Terhitung 2 hari 2 malam Munira berpuasa, tidak dapat makan
dan minum. Karena jikapun dimasukkan makanan ke mulutnya akan berbahaya. Dokter
menganjurkan untuk menghabiskan seluruh cairan di dalam perut Munira dengan
cara pembuatan selang NGT.
Selang nasogastrik (nasogastric tube/NGT), yang dikenal juga
dengan nama selang makanan atau sonde, adalah selang plastik lunak yang
dipasang melalui hidung (nasal) menuju lambung (gaster). Agar tidak berpindah
posisi, selang akan direkatkan ke kulit di dekat hidung dengan pita perekat.

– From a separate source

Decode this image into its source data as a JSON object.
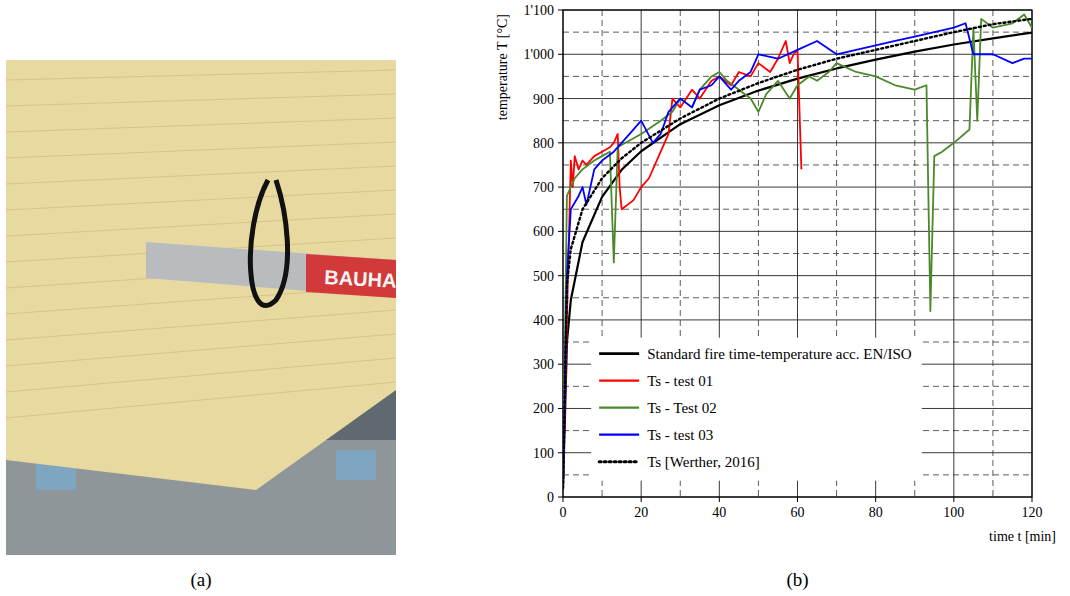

Rasanya bak petir yang menyambar hati kedua orang tua. Lagi
dan lagi Munira harus mengalami sakit ditempat yang berbeda. Hati orang tua
harus benar-benar ikhlas mendengar anjuran Dokter lagi. Kemudian selang NGT
segera dipasang dan hasilnya begitu banyak cairan hijau yang keluar dari
lambungnya. Rasanya dunia ini begitu sempit sehingga hanya penyakit Munira yang
harus mereka lihat.
Beralih dengan kesehatan kedua orangtuanya. Ibu tidak tahu
lagi mana jam makan pagi, siang, dan malam. Bahkan ibu akan makan jika disuap
oleh ayah. Berat badan ibu semakin hari semakin turun, karena memikirkan derita
Munira. Ayah sempat jatuh sakit di ruangan, semua itu wajar terjadi.
Bayangkan mereka berbulan-bulan tidur di rumah sakit.
Sementara ayah tidur hanya beralaskan tikar segi empat dilantai. Itupun ayah
tidak nyenyak tidur, karena Munira asyik nangis berkepanjangan. Namun Allah-lah
Maha segalanya, walau dalam keadaan begitu orang tua Munira masih diberi
kesabaran dan kekuatan yang luar biasa.